The comments were made by a Labour Party councillor. Pic: Pixabay.

A Kildare-based councillor has said that young people are putting lives on hold due to the housing crisis.

Labour Party Cllr Angela Feeney has said that the housing crisis is having disastrous consequences in the lives of young people in Ireland, including Kildare.

She pointed to figures from 2022, which show that more than two in three people in Ireland aged between 25 and 29 (68 per cent) are still living at home with their parents.

Explaining her stance, Cllr Feeney said: "These Eurostat figures reveal the stark social consequences of the housing crisis, which represents a lived reality for too many of our young people in Ireland and our own county of Kildare. 

"Unaffordable rents and skyrocketing house prices have meant that young people are living at home with parents for longer, putting off big life moments like living independently or moving in with friends or a partner... and this generational crisis is getting worse."

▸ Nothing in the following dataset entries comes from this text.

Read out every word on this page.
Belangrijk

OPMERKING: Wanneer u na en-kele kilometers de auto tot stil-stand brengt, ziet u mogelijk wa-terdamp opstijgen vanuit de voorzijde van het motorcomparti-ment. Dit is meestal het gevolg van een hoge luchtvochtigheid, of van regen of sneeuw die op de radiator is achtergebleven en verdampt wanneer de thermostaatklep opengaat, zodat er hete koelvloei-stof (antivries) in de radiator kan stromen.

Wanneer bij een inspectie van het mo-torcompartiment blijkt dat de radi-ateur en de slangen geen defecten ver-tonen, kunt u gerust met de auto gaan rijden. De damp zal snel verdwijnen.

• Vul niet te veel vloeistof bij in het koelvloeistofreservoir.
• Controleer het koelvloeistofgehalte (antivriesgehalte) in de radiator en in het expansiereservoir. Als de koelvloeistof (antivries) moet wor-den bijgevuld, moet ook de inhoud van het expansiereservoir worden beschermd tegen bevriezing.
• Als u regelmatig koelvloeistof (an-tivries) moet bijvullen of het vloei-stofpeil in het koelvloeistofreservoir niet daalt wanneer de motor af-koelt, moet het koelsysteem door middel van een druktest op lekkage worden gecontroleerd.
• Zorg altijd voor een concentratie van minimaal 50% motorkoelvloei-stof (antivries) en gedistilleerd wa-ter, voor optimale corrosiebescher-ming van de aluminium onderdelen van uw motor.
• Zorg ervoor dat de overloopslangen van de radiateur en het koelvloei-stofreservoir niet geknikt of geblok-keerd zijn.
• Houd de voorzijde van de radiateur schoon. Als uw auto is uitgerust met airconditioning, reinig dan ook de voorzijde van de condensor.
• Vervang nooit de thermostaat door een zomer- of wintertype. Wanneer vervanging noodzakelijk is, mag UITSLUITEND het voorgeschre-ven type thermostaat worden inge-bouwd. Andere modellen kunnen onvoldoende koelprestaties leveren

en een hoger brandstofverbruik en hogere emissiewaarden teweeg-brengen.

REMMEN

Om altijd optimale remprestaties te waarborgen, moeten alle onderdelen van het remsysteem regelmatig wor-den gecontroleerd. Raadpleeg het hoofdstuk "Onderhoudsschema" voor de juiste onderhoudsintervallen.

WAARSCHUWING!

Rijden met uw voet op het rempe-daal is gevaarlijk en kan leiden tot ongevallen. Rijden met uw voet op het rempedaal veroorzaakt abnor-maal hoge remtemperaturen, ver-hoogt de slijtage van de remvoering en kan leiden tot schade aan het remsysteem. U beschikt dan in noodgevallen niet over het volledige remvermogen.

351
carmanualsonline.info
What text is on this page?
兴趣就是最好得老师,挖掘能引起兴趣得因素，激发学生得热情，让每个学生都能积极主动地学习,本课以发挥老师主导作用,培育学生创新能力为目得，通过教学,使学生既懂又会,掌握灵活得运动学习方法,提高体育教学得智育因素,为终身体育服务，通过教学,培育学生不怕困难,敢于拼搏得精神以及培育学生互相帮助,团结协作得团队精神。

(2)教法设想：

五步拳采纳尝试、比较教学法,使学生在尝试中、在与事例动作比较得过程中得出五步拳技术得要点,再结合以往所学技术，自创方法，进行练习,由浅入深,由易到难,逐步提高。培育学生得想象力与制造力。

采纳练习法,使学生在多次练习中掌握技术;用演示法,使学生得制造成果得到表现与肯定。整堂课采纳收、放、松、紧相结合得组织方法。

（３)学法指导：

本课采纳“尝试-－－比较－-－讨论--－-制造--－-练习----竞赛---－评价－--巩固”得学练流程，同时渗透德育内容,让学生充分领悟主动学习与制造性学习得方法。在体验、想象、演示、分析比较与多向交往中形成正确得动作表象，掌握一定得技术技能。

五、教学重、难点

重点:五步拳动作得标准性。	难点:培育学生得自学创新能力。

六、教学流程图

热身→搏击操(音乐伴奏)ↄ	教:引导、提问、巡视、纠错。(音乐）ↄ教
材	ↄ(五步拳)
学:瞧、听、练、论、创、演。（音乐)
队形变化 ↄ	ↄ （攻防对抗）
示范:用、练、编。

Cllr Angela Feeney. File pic.

She continued: "The number of those living at home with their parents has doubled in a decade, and Ireland is way above the EU average – across the EU, on average only 42 per cent of those aged between 25 and 29 remain living in their parents’ home.

"There is a hidden cost to this: young people are putting off making big life decisions and effectively 'failing to launch' their adult lives, because they lack the social structures that the State should be providing, like access to a secure and affordable home, as well as access to other social supports like childcare and affordable healthcare."

Cllr Feeney further said that someone having their own home 'is a fundamental human right.'

"It provides a sense of stability and independence which is being denied to this generation of young people," she said: "It is impossible to live a fully empowered life as a young person from a childhood bedroom.

"Despite record employment levels, too many young adults in Ireland today are barely getting by.

"They are working hard, paying taxes and contributing to society, yet for far too many, Ireland feels like no country for young people."

"We need to see a structural revolution in housing; government representatives have displayed dismissive attitudes in response to Labour’s constructive proposals to increase housing supply."

"Time for a change of approach," she concluded.